Based on the monitoring of the Department of Energy (DOE), the year-to-date adjustments in Philippine oil prices already logged net increase of P6.10 per liter for gasoline; P5.35 per liter for diesel; and P4.50 per liter for kerosene.

As noted by experts, the rally in prices in the world market was largely precipitated by the decision of the Organization of the Petroleum Exporting Countries (OPEC) and its ally-producers to keep production cuts, instead of them relaxing output quotas.

The global oil producers indicated that the “continued economic uncertainties” due to the unabated adverse impact of the pandemic prompted them on that decision, although they will be revisiting that on their scheduled meeting on April 1.

The overall prognosis will be ‘tighter supply’ in oil markets this year, given the economic reopening of many countries despite the recurring jolt of the health crisis, primarily due to Covid-19’s mutation into several variants.

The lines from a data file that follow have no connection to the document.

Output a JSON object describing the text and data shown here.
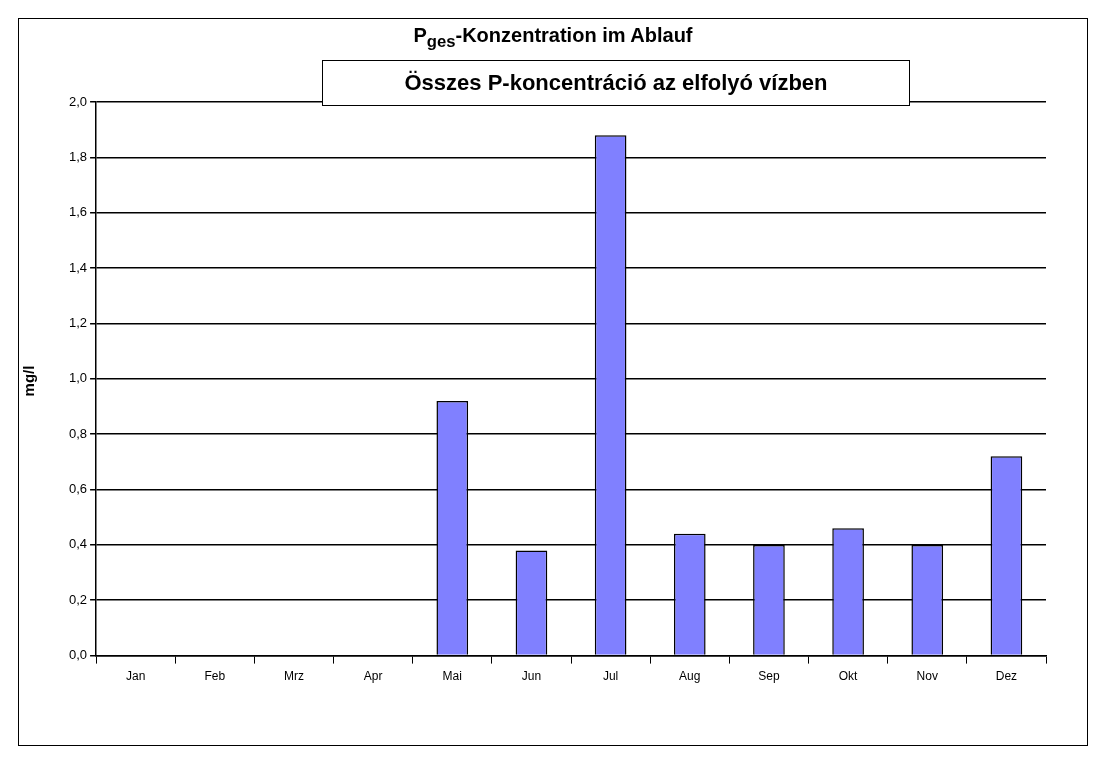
{
  "chart_data": {
    "type": "bar",
    "title": "P$_{ges}$-Konzentration im Ablauf",
    "subtitle": "Összes P-koncentráció az elfolyó vízben",
    "ylabel": "mg/l",
    "categories": [
      "Jan",
      "Feb",
      "Mrz",
      "Apr",
      "Mai",
      "Jun",
      "Jul",
      "Aug",
      "Sep",
      "Okt",
      "Nov",
      "Dez"
    ],
    "values": [
      null,
      null,
      null,
      null,
      0.92,
      0.38,
      1.88,
      0.44,
      0.4,
      0.46,
      0.4,
      0.72
    ],
    "color": "#8080ff",
    "ylim": [
      0,
      2.0
    ],
    "yticks": [
      {
        "value": 0,
        "label": "0,0"
      },
      {
        "value": 0.2,
        "label": "0,2"
      },
      {
        "value": 0.4,
        "label": "0,4"
      },
      {
        "value": 0.6,
        "label": "0,6"
      },
      {
        "value": 0.8,
        "label": "0,8"
      },
      {
        "value": 1.0,
        "label": "1,0"
      },
      {
        "value": 1.2,
        "label": "1,2"
      },
      {
        "value": 1.4,
        "label": "1,4"
      },
      {
        "value": 1.6,
        "label": "1,6"
      },
      {
        "value": 1.8,
        "label": "1,8"
      },
      {
        "value": 2.0,
        "label": "2,0"
      }
    ],
    "grid": "y",
    "legend": false
  }
}
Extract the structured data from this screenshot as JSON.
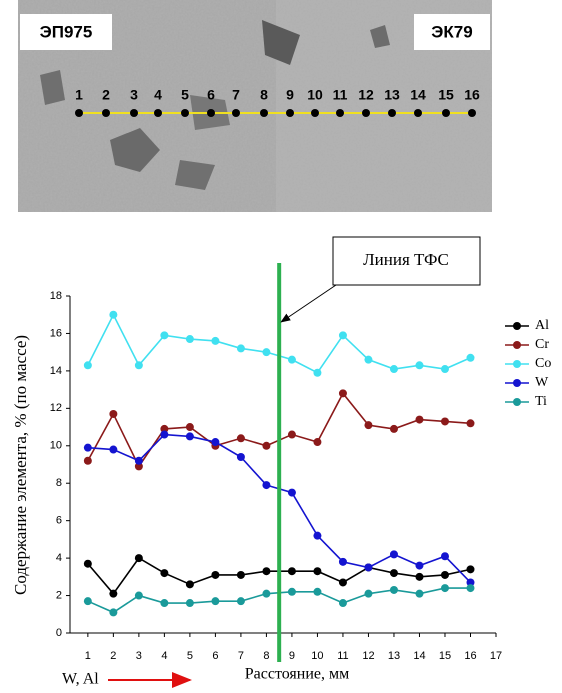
{
  "micrograph": {
    "left_label": "ЭП975",
    "right_label": "ЭК79",
    "points": [
      "1",
      "2",
      "3",
      "4",
      "5",
      "6",
      "7",
      "8",
      "9",
      "10",
      "11",
      "12",
      "13",
      "14",
      "15",
      "16"
    ]
  },
  "chart_data": {
    "type": "line",
    "x": [
      1,
      2,
      3,
      4,
      5,
      6,
      7,
      8,
      9,
      10,
      11,
      12,
      13,
      14,
      15,
      16
    ],
    "xlim": [
      0.3,
      17
    ],
    "xticks": [
      1,
      2,
      3,
      4,
      5,
      6,
      7,
      8,
      9,
      10,
      11,
      12,
      13,
      14,
      15,
      16,
      17
    ],
    "ylim": [
      0,
      18
    ],
    "yticks": [
      0,
      2,
      4,
      6,
      8,
      10,
      12,
      14,
      16,
      18
    ],
    "xlabel": "Расстояние, мм",
    "ylabel": "Содержание элемента,  % (по массе)",
    "legend": "right",
    "vline": {
      "x": 8.5,
      "color": "#2db050",
      "label": "Линия ТФС"
    },
    "direction_label": "W, Al",
    "series": [
      {
        "name": "Al",
        "color": "#000000",
        "values": [
          3.7,
          2.1,
          4.0,
          3.2,
          2.6,
          3.1,
          3.1,
          3.3,
          3.3,
          3.3,
          2.7,
          3.5,
          3.2,
          3.0,
          3.1,
          3.4
        ]
      },
      {
        "name": "Cr",
        "color": "#8b1a1a",
        "values": [
          9.2,
          11.7,
          8.9,
          10.9,
          11.0,
          10.0,
          10.4,
          10.0,
          10.6,
          10.2,
          12.8,
          11.1,
          10.9,
          11.4,
          11.3,
          11.2
        ]
      },
      {
        "name": "Co",
        "color": "#40e0f0",
        "values": [
          14.3,
          17.0,
          14.3,
          15.9,
          15.7,
          15.6,
          15.2,
          15.0,
          14.6,
          13.9,
          15.9,
          14.6,
          14.1,
          14.3,
          14.1,
          14.7
        ]
      },
      {
        "name": "W",
        "color": "#1414d0",
        "values": [
          9.9,
          9.8,
          9.2,
          10.6,
          10.5,
          10.2,
          9.4,
          7.9,
          7.5,
          5.2,
          3.8,
          3.5,
          4.2,
          3.6,
          4.1,
          2.7
        ]
      },
      {
        "name": "Ti",
        "color": "#1a9a9a",
        "values": [
          1.7,
          1.1,
          2.0,
          1.6,
          1.6,
          1.7,
          1.7,
          2.1,
          2.2,
          2.2,
          1.6,
          2.1,
          2.3,
          2.1,
          2.4,
          2.4
        ]
      }
    ]
  }
}
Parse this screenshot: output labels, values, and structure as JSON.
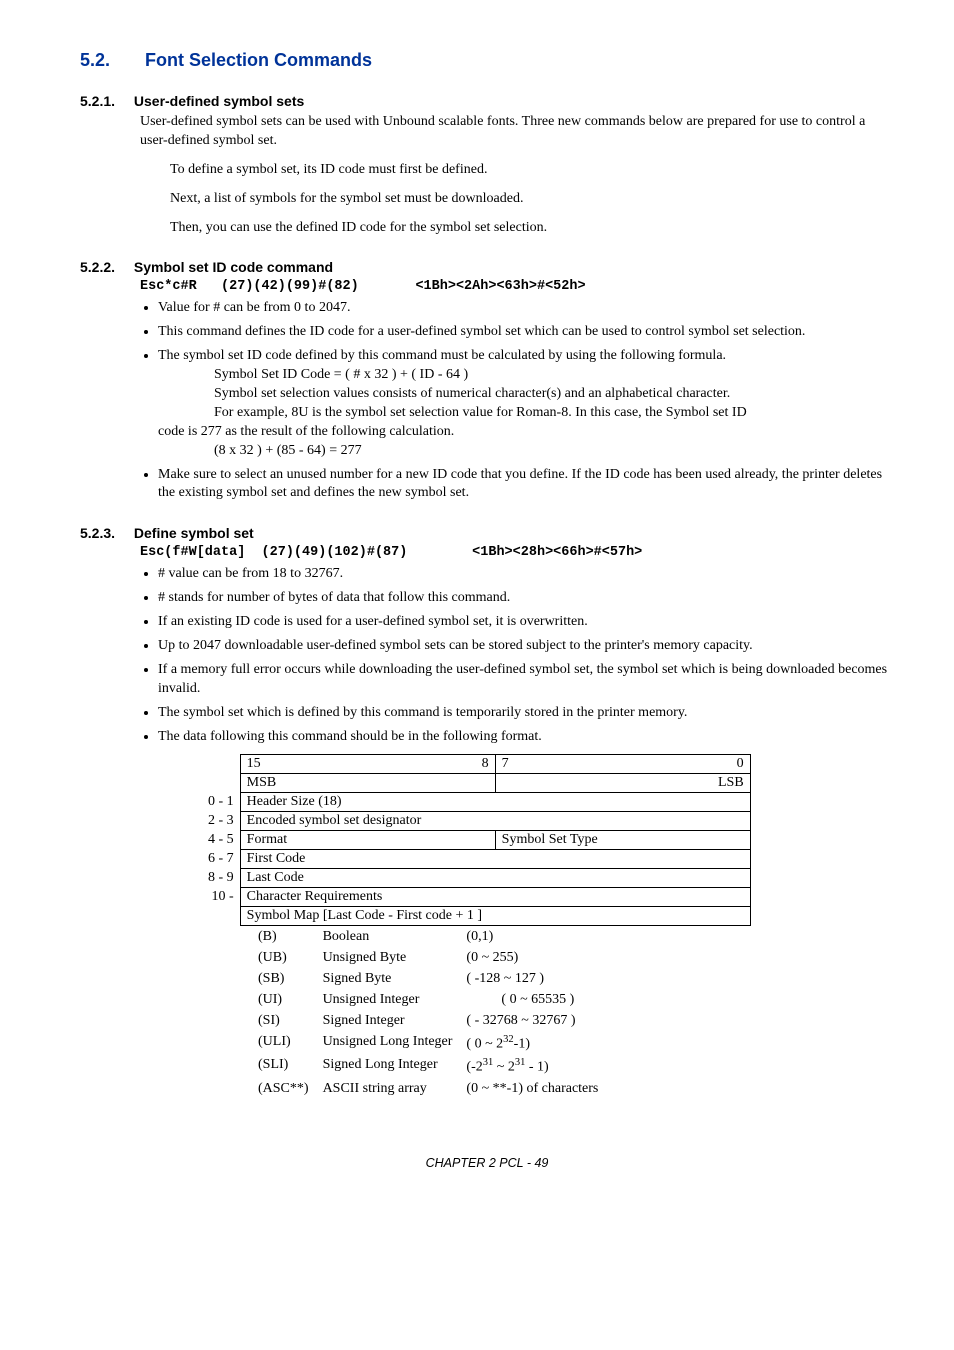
{
  "heading": {
    "num": "5.2.",
    "text": "Font Selection Commands"
  },
  "sec521": {
    "num": "5.2.1.",
    "title": "User-defined symbol sets",
    "para": "User-defined symbol sets can be used with Unbound scalable fonts.  Three new commands below are prepared for use to control a user-defined symbol set.",
    "lines": [
      "To define a symbol set,  its ID code must first be defined.",
      "Next, a list of symbols for the symbol set must be downloaded.",
      "Then,  you can use the defined ID code for the symbol set selection."
    ]
  },
  "sec522": {
    "num": "5.2.2.",
    "title": "Symbol set ID code command",
    "mono": "Esc*c#R   (27)(42)(99)#(82)       <1Bh><2Ah><63h>#<52h>",
    "b1": "Value for # can be from 0 to 2047.",
    "b2": "This command defines the ID code for a user-defined symbol set which can be used to control symbol set selection.",
    "b3_lead": "The symbol set ID code defined by this command must be calculated by using the following formula.",
    "b3_lines": [
      "Symbol Set ID Code = ( # x 32 ) + ( ID - 64 )",
      "Symbol set selection values consists of numerical character(s) and an alphabetical character.",
      "For example,  8U is the symbol set selection value for Roman-8.  In this case,  the Symbol set ID"
    ],
    "b3_tail": "code is 277 as the result of the following calculation.",
    "b3_calc": "(8 x 32 ) + (85 - 64) = 277",
    "b4": "Make sure to select an unused number for a new ID code that you define. If the ID code has been used already,  the printer deletes the existing symbol set and defines the new symbol set."
  },
  "sec523": {
    "num": "5.2.3.",
    "title": "Define symbol set",
    "mono": "Esc(f#W[data]  (27)(49)(102)#(87)        <1Bh><28h><66h>#<57h>",
    "bullets": [
      "# value can be from 18 to 32767.",
      "# stands for number of bytes of data that follow this command.",
      "If an existing ID code is used for a user-defined symbol set,  it is overwritten.",
      "Up to 2047 downloadable user-defined symbol sets can be stored subject to the printer's memory capacity.",
      "If a memory full error occurs while downloading the user-defined symbol set,  the symbol set which is being downloaded becomes invalid.",
      "The symbol set which is defined by this command is temporarily stored in the printer memory.",
      "The data following this command should be in the following format."
    ],
    "table": {
      "hdr": {
        "c1a": "15",
        "c1b": "8",
        "c2a": "7",
        "c2b": "0",
        "m1": "MSB",
        "m2": "LSB"
      },
      "rows": [
        {
          "label": "0 - 1",
          "span": "Header Size (18)"
        },
        {
          "label": "2 - 3",
          "span": "Encoded symbol set designator"
        },
        {
          "label": "4 - 5",
          "c1": "Format",
          "c2": "Symbol Set Type"
        },
        {
          "label": "6 - 7",
          "span": "First Code"
        },
        {
          "label": "8 - 9",
          "span": "Last Code"
        },
        {
          "label": "10 -",
          "span": "Character Requirements"
        },
        {
          "label": "",
          "span": "Symbol Map [Last Code - First code + 1 ]"
        }
      ]
    },
    "types": [
      {
        "a": "(B)",
        "b": "Boolean",
        "c": "(0,1)"
      },
      {
        "a": "(UB)",
        "b": "Unsigned Byte",
        "c": "(0 ~ 255)"
      },
      {
        "a": "(SB)",
        "b": "Signed Byte",
        "c": "( -128 ~ 127 )"
      },
      {
        "a": "(UI)",
        "b": "Unsigned Integer",
        "c": "          ( 0 ~ 65535 )"
      },
      {
        "a": "(SI)",
        "b": "Signed Integer",
        "c": "( - 32768 ~ 32767 )"
      },
      {
        "a": "(ULI)",
        "b": "Unsigned Long Integer",
        "c_html": "( 0 ~ 2<sup>32</sup>-1)"
      },
      {
        "a": "(SLI)",
        "b": "Signed Long Integer",
        "c_html": "(-2<sup>31</sup> ~ 2<sup>31</sup> - 1)"
      },
      {
        "a": "(ASC**)",
        "b": "ASCII string array",
        "c": "(0 ~ **-1) of characters"
      }
    ]
  },
  "footer": "CHAPTER 2 PCL - 49"
}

The next developments closely monitored by market watchers are the targeted ‘herd immunity’ milestone that the United States (the world’s largest oil consumer), may be achieving by July, which may then bring them back to their driving season in the foreseeable future.

In the Asian oil market, it is being anticipated that the scheduled refinery maintenance shutdowns in the major markets of South Korea, Japan and China in the coming months will exert pressure on prices, hence, triggering fresh wave of cost upswings.